MUSP garante que Greve Geral defende serviços públicos

Movimento dos Utentes dos Serviços Públicos (MUSP) lança abaixo-assinado em defesa dos Serviços Públicos, promove semana de luta por mais e melhores Transportes e apela à participação das Comissões de Utentes na Greve Geral de 11 de dezembro.

O MUSP lançou, no início do mês de novembro, um abaixo-assinado a nível nacional exigindo que o governo, no cumprimento das suas obrigações constitucionais, consolide e garanta as funções sociais do Estado, o bom funcionamento dos serviços públicos designadamente na Saúde, na Educação, Transportes e que reverta privatizações.

No abaixo-assinado o movimento acusa os governos pelo desinvestimento deliberado no SNS, comprometendo as condições de trabalho dos seus profissionais, externalizando mais serviços e afetando cada vez mais recursos públicos para o negócio privado na área da saúde.

No que respeita à Escola Publica, o MUSP denuncia a falta de professores e a sobrelotação de turmas e a tentativa de elitização do ensino superior, com a redução de apoios sociais, mas também com a tentativa de fazer aumentar as propinas.

O MUSP denuncia ainda o cada vez mais “deficiente serviço de correios, o aumento dos tarifários nas telecomunicações, na electricidade, nos combustíveis, a cartelização das comissões bancárias, o encerramento das estações dos CTT e dos Bancos, onde mais fazem falta às populações, a digitalização e desumanização dos serviços, o encerramento de postos e esquadras da PSP e GNR, bem como a redução do seu horário de funcionamento”.

O documento apresenta um conjunto de reivindicações que vão do “alargamento da Rede Nacional de Cuidados Continuados Integrados, da Rede Nacional de Cuidados Paliativos, de Lares e Apoio Domiciliário” à exigência, no que respeita ao SNS, “da valorização das carreiras e dos vencimentos” dos seus profissionais, bem como “do reforço dos efectivos das diferentes categorias profissionais, investimento em equipamento e instalações, o fim da privatização de hospitais e centros de saúde, por diferentes formas de que se destacam as PPP e as concessões” e também o fim do encerramento das urgências hospitalares”.

Este documento que é dirigido à Assembleia da República e ao Primeiro-Ministro, exige também, em matéria da Escola Pública, o “reforço e valorização em meios humanos (docentes e não docentes), da acção social escolar, das condições de trabalho e das aprendizagens, a expansão da rede de creches e o fim da municipalização”.

Nos transportes públicos, o abaixo assinado reivindica a “manutenção na esfera pública, da CP, Transtejo, Soflusa, TAP e outras empresas ou serviços concessionados a privados; o reforço do material circulante e de meios humanos; a construção da Linha de Alta Velocidade, da Terceira Travessia sobre o rio Tejo e do Novo Aeroporto de Lisboa, com projeto, construção e exploração directa pelo Estado”.

O MUSP desencadeou um conjunto de ações a nível nacional, mobilizando Comissões de Utentes de todo o país nas mais diversas áreas, começando desde logo pelos Transportes Públicos.
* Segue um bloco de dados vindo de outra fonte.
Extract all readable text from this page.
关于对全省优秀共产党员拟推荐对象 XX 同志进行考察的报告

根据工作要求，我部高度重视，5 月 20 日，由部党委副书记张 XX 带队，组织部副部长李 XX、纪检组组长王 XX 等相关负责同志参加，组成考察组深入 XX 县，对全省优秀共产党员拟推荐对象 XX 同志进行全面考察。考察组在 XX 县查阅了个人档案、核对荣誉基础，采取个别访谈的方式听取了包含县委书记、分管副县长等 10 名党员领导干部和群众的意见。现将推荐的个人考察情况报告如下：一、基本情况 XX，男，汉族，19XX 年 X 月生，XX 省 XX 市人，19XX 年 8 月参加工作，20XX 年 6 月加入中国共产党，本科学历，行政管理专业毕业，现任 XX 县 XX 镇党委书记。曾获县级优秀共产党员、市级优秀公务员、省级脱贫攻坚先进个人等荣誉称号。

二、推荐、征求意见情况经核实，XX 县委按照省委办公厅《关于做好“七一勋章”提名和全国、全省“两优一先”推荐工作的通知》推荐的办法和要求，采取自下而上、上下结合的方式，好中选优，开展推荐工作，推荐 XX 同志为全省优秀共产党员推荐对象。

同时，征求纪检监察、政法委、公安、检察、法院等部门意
E, nesta área, na semana de 17 a 21 de novembro, as Comissões de Utentes dos Transportes associadas no MUSP promoveram ações de protesto em vários pontos do país, designadamente em Setúbal, Almada, Odivelas, Porto, Beja, Évora e litoral alentejano.

Na semana seguinte foram as Comissões de Saúde a saírem à rua em concentrações e marchas em Setúbal, Barreiro e Feijó (Almada), mas também no litoral alentejano, em Coimbra, no Porto e em Vila Franca de Xira.

Entretanto, O MUSP, presente na manifestação do dia 8 de novembro em Lisboa, apelou às Comissões de Utentes de todo o país para aderirem a esta Greve Geral do dia 11 de dezembro e, junto dos Serviços Públicos (Hospitais, Escolas, Transportes), constituírem “grupos de esclarecimento junto dos utentes”, para tornarem claro “do que está em causa nesta greve e de que lado devem estar os utentes” que defendem mais e melhores Serviços Públicos.